Francuz od kilku lat flirtuje z „Królewskimi” i to jest fakt, podobnie jak to, że przed rokiem złożyli oni za niego oficjalną ofertę. Paris Saint-Germain jej nie zaakceptowało, a piłkarz został w ojczyźnie. Ziarno zostało jednak zasiane.
Real Madryt trzyma rękę na pulsie, a w ostatnich miesiącach zdecydowanie przyśpieszył w kwestii zamknięcia transferu z udziałem 23-latka. Według „Sportu” piłkarz ma już przedwstępny kontrakt.

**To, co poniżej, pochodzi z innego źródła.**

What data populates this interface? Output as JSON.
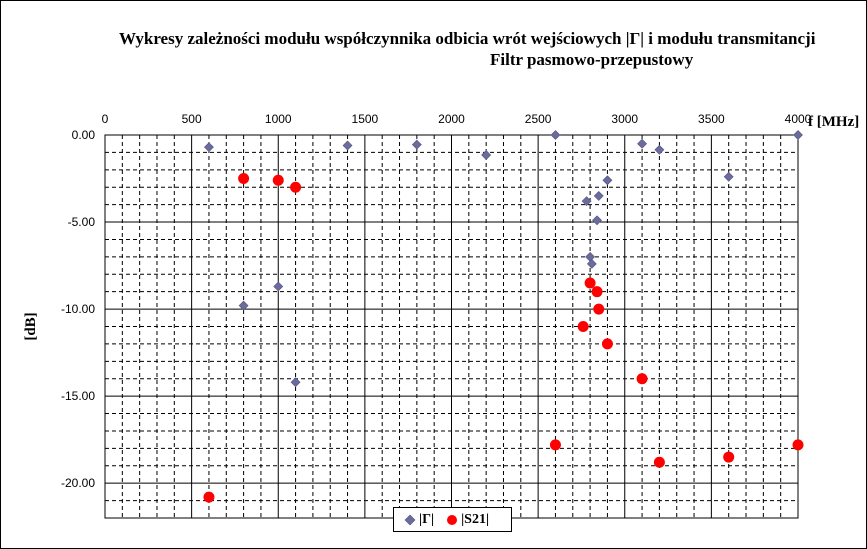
{
  "chart_data": {
    "type": "scatter",
    "title": "Wykresy zależności modułu współczynnika odbicia wrót wejściowych |Γ| i modułu transmitancji",
    "subtitle": "Filtr pasmowo-przepustowy",
    "xlabel": "f [MHz]",
    "ylabel": "[dB]",
    "xlim": [
      0,
      4000
    ],
    "ylim": [
      -22,
      0
    ],
    "x_ticks": [
      "0",
      "500",
      "1000",
      "1500",
      "2000",
      "2500",
      "3000",
      "3500",
      "4000"
    ],
    "y_ticks": [
      "0.00",
      "-5.00",
      "-10.00",
      "-15.00",
      "-20.00"
    ],
    "x_axis_position": "top",
    "grid": true,
    "legend_position": "bottom-center",
    "series": [
      {
        "name": "|Γ|",
        "marker": "diamond",
        "color": "#6b6b9e",
        "points": [
          [
            600,
            -0.7
          ],
          [
            800,
            -9.8
          ],
          [
            1000,
            -8.7
          ],
          [
            1100,
            -14.2
          ],
          [
            1400,
            -0.6
          ],
          [
            1800,
            -0.55
          ],
          [
            2200,
            -1.15
          ],
          [
            2600,
            0.0
          ],
          [
            2780,
            -3.8
          ],
          [
            2800,
            -7.0
          ],
          [
            2810,
            -7.4
          ],
          [
            2840,
            -4.9
          ],
          [
            2850,
            -3.5
          ],
          [
            2900,
            -2.6
          ],
          [
            3100,
            -0.5
          ],
          [
            3200,
            -0.85
          ],
          [
            3600,
            -2.4
          ],
          [
            4000,
            0.0
          ]
        ]
      },
      {
        "name": "|S21|",
        "marker": "circle",
        "color": "#ff0000",
        "points": [
          [
            600,
            -20.8
          ],
          [
            800,
            -2.5
          ],
          [
            1000,
            -2.6
          ],
          [
            1100,
            -3.0
          ],
          [
            2600,
            -17.8
          ],
          [
            2760,
            -11.0
          ],
          [
            2800,
            -8.5
          ],
          [
            2840,
            -9.0
          ],
          [
            2850,
            -10.0
          ],
          [
            2900,
            -12.0
          ],
          [
            3100,
            -14.0
          ],
          [
            3200,
            -18.8
          ],
          [
            3600,
            -18.5
          ],
          [
            4000,
            -17.8
          ]
        ]
      }
    ]
  }
}
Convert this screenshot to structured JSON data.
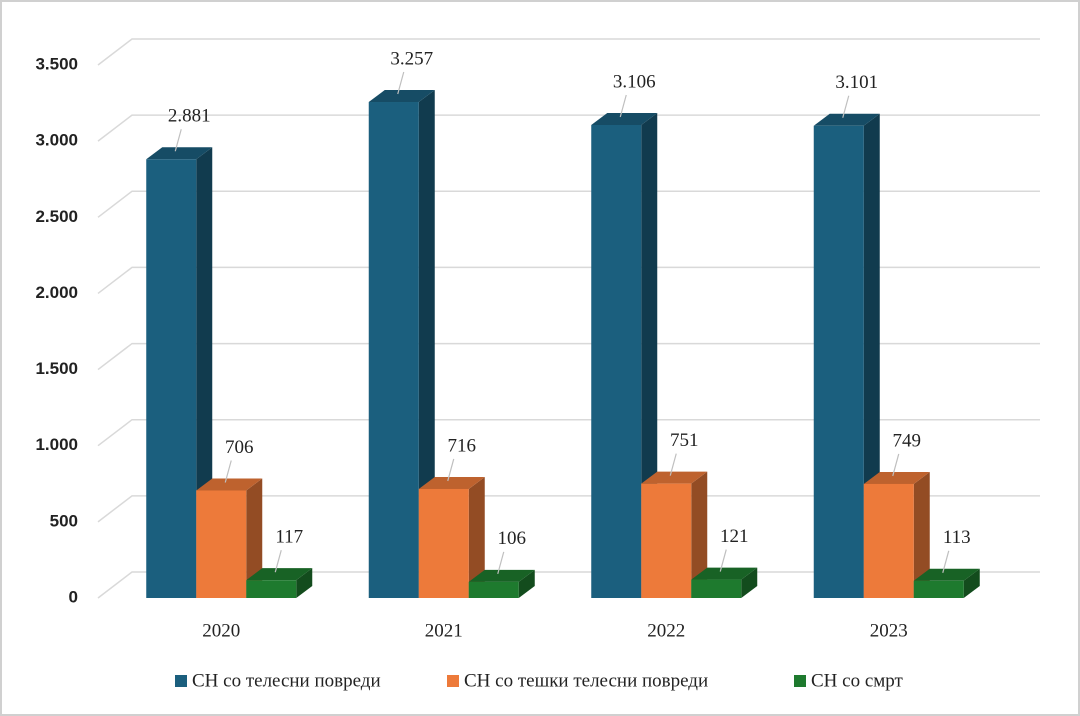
{
  "chart_data": {
    "type": "bar3d",
    "categories": [
      "2020",
      "2021",
      "2022",
      "2023"
    ],
    "series": [
      {
        "name": "СН со телесни повреди",
        "color": "#1b5f7e",
        "values": [
          2881,
          3257,
          3106,
          3101
        ],
        "value_labels": [
          "2.881",
          "3.257",
          "3.106",
          "3.101"
        ]
      },
      {
        "name": "СН со тешки телесни повреди",
        "color": "#ed7a3a",
        "values": [
          706,
          716,
          751,
          749
        ]
      },
      {
        "name": "СН со смрт",
        "color": "#1e7a2e",
        "values": [
          117,
          106,
          121,
          113
        ]
      }
    ],
    "ylim": [
      0,
      3500
    ],
    "yticks": [
      0,
      500,
      {
        "value": 1000,
        "label": "1.000"
      },
      {
        "value": 1500,
        "label": "1.500"
      },
      {
        "value": 2000,
        "label": "2.000"
      },
      {
        "value": 2500,
        "label": "2.500"
      },
      {
        "value": 3000,
        "label": "3.000"
      },
      {
        "value": 3500,
        "label": "3.500"
      }
    ],
    "grid": true,
    "legend": "bottom"
  }
}
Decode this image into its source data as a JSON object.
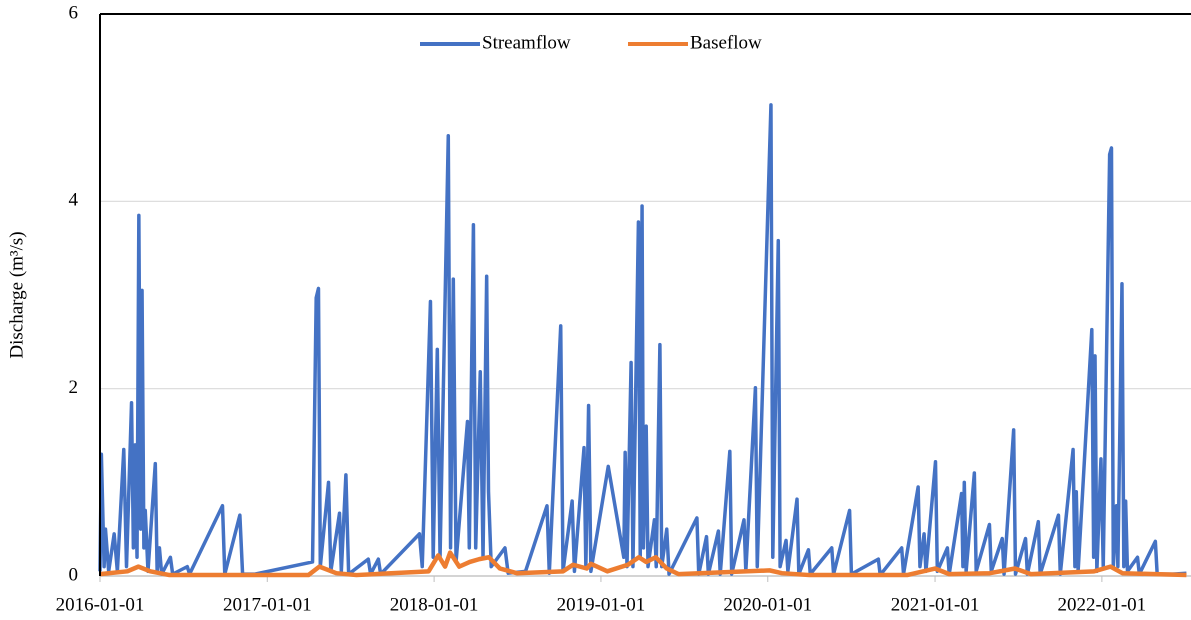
{
  "chart_data": {
    "type": "line",
    "y_label": "Discharge (m³/s)",
    "ylim": [
      0,
      6
    ],
    "yticks": [
      0,
      2,
      4,
      6
    ],
    "xlim": [
      "2016-01-01",
      "2022-07-15"
    ],
    "xticks": [
      "2016-01-01",
      "2017-01-01",
      "2018-01-01",
      "2019-01-01",
      "2020-01-01",
      "2021-01-01",
      "2022-01-01"
    ],
    "grid": true,
    "legend": "top",
    "series": [
      {
        "name": "Streamflow",
        "color": "#4472c4",
        "x": [
          "2016-01-01",
          "2016-01-04",
          "2016-01-10",
          "2016-01-13",
          "2016-01-20",
          "2016-02-01",
          "2016-02-08",
          "2016-02-22",
          "2016-02-28",
          "2016-03-10",
          "2016-03-14",
          "2016-03-18",
          "2016-03-22",
          "2016-03-26",
          "2016-03-30",
          "2016-04-02",
          "2016-04-06",
          "2016-04-09",
          "2016-04-15",
          "2016-05-01",
          "2016-05-05",
          "2016-05-10",
          "2016-05-15",
          "2016-06-03",
          "2016-06-08",
          "2016-07-10",
          "2016-07-15",
          "2016-09-25",
          "2016-09-30",
          "2016-11-02",
          "2016-11-08",
          "2016-12-05",
          "2017-04-10",
          "2017-04-18",
          "2017-04-23",
          "2017-04-27",
          "2017-05-15",
          "2017-05-20",
          "2017-06-08",
          "2017-06-12",
          "2017-06-22",
          "2017-06-28",
          "2017-08-10",
          "2017-08-15",
          "2017-09-01",
          "2017-09-06",
          "2017-11-30",
          "2017-12-06",
          "2017-12-24",
          "2017-12-30",
          "2018-01-08",
          "2018-01-14",
          "2018-02-01",
          "2018-02-06",
          "2018-02-12",
          "2018-02-18",
          "2018-03-15",
          "2018-03-19",
          "2018-03-28",
          "2018-04-02",
          "2018-04-12",
          "2018-04-18",
          "2018-04-26",
          "2018-04-30",
          "2018-05-06",
          "2018-06-05",
          "2018-06-12",
          "2018-07-20",
          "2018-09-05",
          "2018-09-10",
          "2018-10-05",
          "2018-10-10",
          "2018-10-30",
          "2018-11-04",
          "2018-11-25",
          "2018-11-29",
          "2018-12-05",
          "2018-12-10",
          "2019-01-17",
          "2019-02-20",
          "2019-02-23",
          "2019-02-27",
          "2019-03-08",
          "2019-03-12",
          "2019-03-24",
          "2019-03-28",
          "2019-04-01",
          "2019-04-04",
          "2019-04-10",
          "2019-04-14",
          "2019-04-28",
          "2019-05-02",
          "2019-05-10",
          "2019-05-14",
          "2019-05-25",
          "2019-05-30",
          "2019-07-30",
          "2019-08-03",
          "2019-08-20",
          "2019-08-24",
          "2019-09-15",
          "2019-09-19",
          "2019-10-10",
          "2019-10-14",
          "2019-11-10",
          "2019-11-14",
          "2019-12-05",
          "2019-12-09",
          "2020-01-08",
          "2020-01-12",
          "2020-01-24",
          "2020-01-28",
          "2020-02-10",
          "2020-02-14",
          "2020-03-05",
          "2020-03-09",
          "2020-03-30",
          "2020-04-03",
          "2020-05-20",
          "2020-05-24",
          "2020-06-28",
          "2020-07-02",
          "2020-08-30",
          "2020-09-03",
          "2020-10-20",
          "2020-10-24",
          "2020-11-25",
          "2020-11-29",
          "2020-12-08",
          "2020-12-12",
          "2021-01-02",
          "2021-01-06",
          "2021-01-28",
          "2021-02-01",
          "2021-02-28",
          "2021-03-03",
          "2021-03-06",
          "2021-03-10",
          "2021-03-28",
          "2021-04-01",
          "2021-04-30",
          "2021-05-04",
          "2021-05-28",
          "2021-06-01",
          "2021-06-22",
          "2021-06-26",
          "2021-07-18",
          "2021-07-22",
          "2021-08-15",
          "2021-08-19",
          "2021-09-28",
          "2021-10-02",
          "2021-10-30",
          "2021-11-03",
          "2021-11-06",
          "2021-11-10",
          "2021-12-10",
          "2021-12-14",
          "2021-12-17",
          "2021-12-21",
          "2021-12-30",
          "2022-01-04",
          "2022-01-18",
          "2022-01-22",
          "2022-01-26",
          "2022-02-02",
          "2022-02-05",
          "2022-02-14",
          "2022-02-18",
          "2022-02-22",
          "2022-02-26",
          "2022-03-20",
          "2022-03-24",
          "2022-04-28",
          "2022-05-02",
          "2022-06-05",
          "2022-07-05"
        ],
        "values": [
          0.05,
          1.3,
          0.1,
          0.5,
          0.05,
          0.45,
          0.05,
          1.35,
          0.1,
          1.85,
          0.3,
          1.4,
          0.2,
          3.85,
          0.5,
          3.05,
          0.3,
          0.7,
          0.05,
          1.2,
          0.05,
          0.3,
          0.02,
          0.2,
          0.02,
          0.1,
          0.02,
          0.75,
          0.02,
          0.65,
          0.02,
          0.02,
          0.15,
          2.97,
          3.07,
          0.1,
          1.0,
          0.05,
          0.67,
          0.05,
          1.08,
          0.02,
          0.18,
          0.02,
          0.18,
          0.02,
          0.45,
          0.1,
          2.93,
          0.2,
          2.42,
          0.2,
          4.7,
          0.3,
          3.17,
          0.15,
          1.65,
          0.3,
          3.75,
          0.3,
          2.18,
          0.2,
          3.2,
          0.9,
          0.1,
          0.3,
          0.03,
          0.05,
          0.75,
          0.03,
          2.67,
          0.05,
          0.8,
          0.05,
          1.37,
          0.1,
          1.82,
          0.05,
          1.17,
          0.2,
          1.32,
          0.1,
          2.28,
          0.1,
          3.78,
          0.2,
          3.95,
          0.3,
          1.6,
          0.1,
          0.6,
          0.1,
          2.47,
          0.1,
          0.5,
          0.02,
          0.62,
          0.02,
          0.42,
          0.02,
          0.48,
          0.02,
          1.33,
          0.02,
          0.6,
          0.05,
          2.01,
          0.1,
          5.03,
          0.2,
          3.58,
          0.1,
          0.38,
          0.05,
          0.82,
          0.02,
          0.28,
          0.02,
          0.3,
          0.02,
          0.7,
          0.02,
          0.18,
          0.01,
          0.3,
          0.02,
          0.95,
          0.1,
          0.45,
          0.05,
          1.22,
          0.05,
          0.3,
          0.02,
          0.88,
          0.1,
          1.0,
          0.05,
          1.1,
          0.05,
          0.55,
          0.05,
          0.4,
          0.02,
          1.56,
          0.02,
          0.4,
          0.02,
          0.58,
          0.02,
          0.65,
          0.02,
          1.35,
          0.1,
          0.9,
          0.05,
          2.63,
          0.2,
          2.35,
          0.05,
          1.25,
          0.1,
          4.5,
          4.57,
          0.1,
          0.75,
          0.1,
          3.12,
          0.1,
          0.8,
          0.05,
          0.2,
          0.02,
          0.37,
          0.02,
          0.02,
          0.03
        ]
      },
      {
        "name": "Baseflow",
        "color": "#ed7d31",
        "x": [
          "2016-01-01",
          "2016-03-01",
          "2016-03-25",
          "2016-04-20",
          "2016-06-01",
          "2017-04-01",
          "2017-04-25",
          "2017-06-01",
          "2017-07-15",
          "2017-12-20",
          "2018-01-10",
          "2018-01-25",
          "2018-02-05",
          "2018-02-25",
          "2018-03-20",
          "2018-04-10",
          "2018-05-01",
          "2018-05-25",
          "2018-07-01",
          "2018-10-10",
          "2018-11-01",
          "2018-12-01",
          "2018-12-10",
          "2019-01-15",
          "2019-03-01",
          "2019-03-25",
          "2019-04-10",
          "2019-05-01",
          "2019-05-25",
          "2019-06-20",
          "2020-01-05",
          "2020-02-01",
          "2020-04-01",
          "2020-11-01",
          "2021-01-01",
          "2021-02-01",
          "2021-05-01",
          "2021-06-25",
          "2021-07-30",
          "2021-12-15",
          "2022-01-20",
          "2022-02-15",
          "2022-07-05"
        ],
        "values": [
          0.02,
          0.05,
          0.1,
          0.05,
          0.01,
          0.01,
          0.1,
          0.03,
          0.01,
          0.05,
          0.22,
          0.1,
          0.25,
          0.1,
          0.15,
          0.18,
          0.2,
          0.08,
          0.03,
          0.05,
          0.12,
          0.08,
          0.13,
          0.05,
          0.12,
          0.2,
          0.15,
          0.2,
          0.08,
          0.02,
          0.06,
          0.03,
          0.01,
          0.01,
          0.08,
          0.02,
          0.03,
          0.08,
          0.02,
          0.05,
          0.1,
          0.03,
          0.01
        ]
      }
    ]
  }
}
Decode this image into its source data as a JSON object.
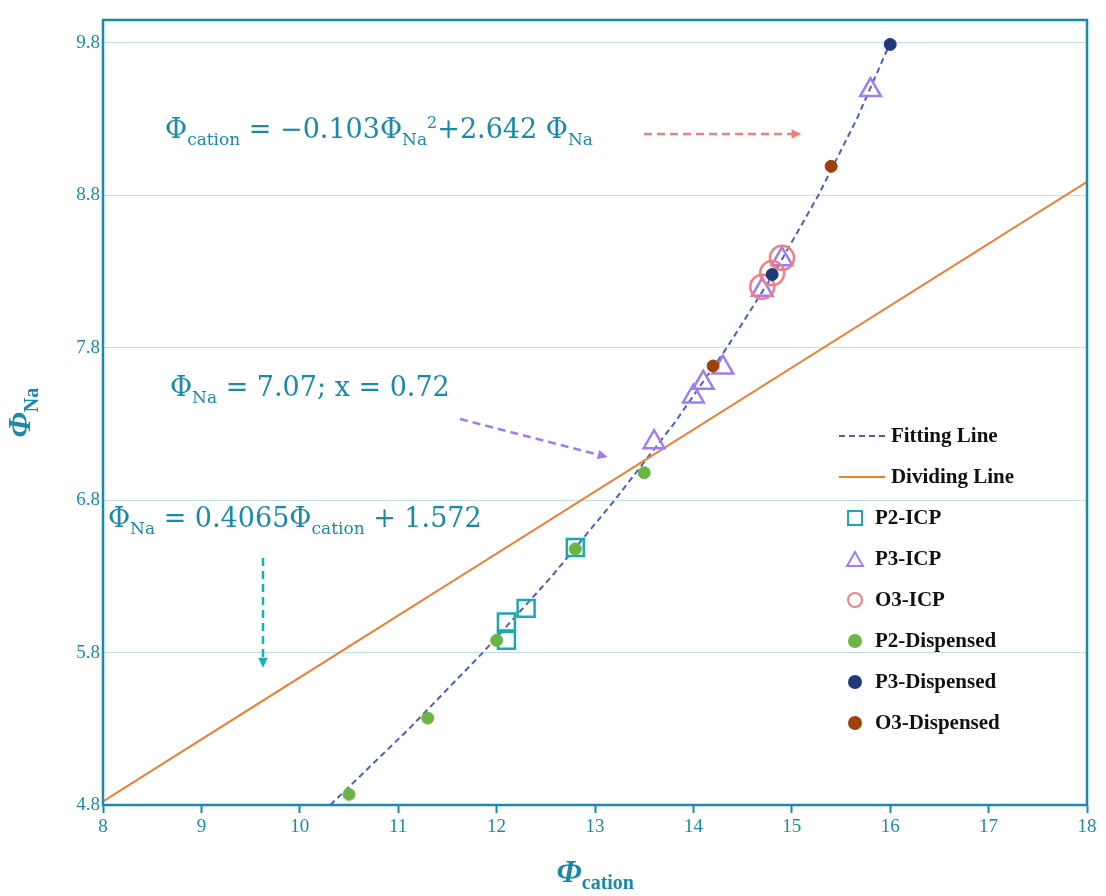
{
  "chart_data": {
    "type": "scatter",
    "xlabel": "Φ$_{cation}$",
    "ylabel": "Φ$_{Na}$",
    "xlim": [
      8,
      18
    ],
    "xticks": [
      8,
      9,
      10,
      11,
      12,
      13,
      14,
      15,
      16,
      17,
      18
    ],
    "ylim": [
      4.8,
      9.95
    ],
    "yticks": [
      4.8,
      5.8,
      6.8,
      7.8,
      8.8,
      9.8
    ],
    "grid": "y",
    "legend": "right",
    "annotations": [
      "Φ$_{cation}$ = −0.103Φ$_{Na}$$^{2}$+2.642 Φ$_{Na}$",
      "Φ$_{Na}$ = 7.07; x = 0.72",
      "Φ$_{Na}$ = 0.4065Φ$_{cation}$ + 1.572"
    ],
    "series": [
      {
        "name": "Fitting Line",
        "type": "line",
        "color": "#4a5fc1",
        "line_style": "dashed",
        "marker": "none",
        "x": [
          10.31,
          11.11,
          11.86,
          12.56,
          13.2,
          13.8,
          14.34,
          14.83,
          15.27,
          15.66,
          16.0
        ],
        "values": [
          4.8,
          5.3,
          5.8,
          6.3,
          6.8,
          7.3,
          7.8,
          8.3,
          8.8,
          9.3,
          9.8
        ]
      },
      {
        "name": "Dividing Line",
        "type": "line",
        "color": "#ee7d31",
        "line_style": "solid",
        "marker": "none",
        "x": [
          8,
          18
        ],
        "values": [
          4.824,
          8.889
        ]
      },
      {
        "name": "P2-ICP",
        "color": "#1aa9b0",
        "marker": "square",
        "x": [
          12.8,
          12.3,
          12.1,
          12.1
        ],
        "values": [
          6.49,
          6.09,
          6.0,
          5.88
        ]
      },
      {
        "name": "P3-ICP",
        "color": "#a07ef0",
        "marker": "triangle",
        "x": [
          13.6,
          14.0,
          14.1,
          14.3,
          14.7,
          14.9,
          15.8
        ],
        "values": [
          7.18,
          7.48,
          7.57,
          7.67,
          8.18,
          8.38,
          9.49
        ]
      },
      {
        "name": "O3-ICP",
        "color": "#f08080",
        "marker": "circle",
        "x": [
          14.7,
          14.8,
          14.9
        ],
        "values": [
          8.2,
          8.29,
          8.39
        ]
      },
      {
        "name": "P2-Dispensed",
        "color": "#6ab545",
        "marker": "circle",
        "x": [
          10.5,
          11.3,
          12.0,
          12.8,
          13.5
        ],
        "values": [
          4.87,
          5.37,
          5.88,
          6.48,
          6.98
        ]
      },
      {
        "name": "P3-Dispensed",
        "color": "#1f3a7a",
        "marker": "circle",
        "x": [
          14.8,
          16.0
        ],
        "values": [
          8.28,
          9.79
        ]
      },
      {
        "name": "O3-Dispensed",
        "color": "#a0410d",
        "marker": "circle",
        "x": [
          14.2,
          15.4
        ],
        "values": [
          7.68,
          8.99
        ]
      }
    ]
  }
}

Madryckie media donosiły, że do czasu zakończenia dwumeczu z udziałem obu drużyn w Lidze Mistrzów nic nie zostanie podpisane. W rzeczywistości, jak podaje wspomniany dziennik, między jednym a drugim spotkaniem Hiszpanie ustalili z atakującym warunki współpracy. Na mocy porozumienia ważnego do 30 czerwca 2027 roku będzie on zarabiał 50 milionów euro brutto za sezon.
To samo źródło podkreśla, że oficjalne komunikaty są spodziewane po 21 maja, gdy wybrzmi ostatni akord sezonu w wykonaniu paryżan. W międzyczasie dojdzie jeszcze do rozmów w celu ustalenia ostatnich szczegółów.
Na najbliższy tydzień zaplanowano spotkanie matki i zarazem agentki gracza z „Los Blancos”. To na nim ma zostać przypieczętowane porozumienie zawarte ponad dwa miesiące temu.
Tymczasem ze swoich słów o pozostaniu Kyliana Mbappé na następny sezon wycofał się Mauricio Pochettino, mówiąc, że chodziło o… trwające rozgrywki, w których zdobył 35 bramek oraz zanotował 23 asysty.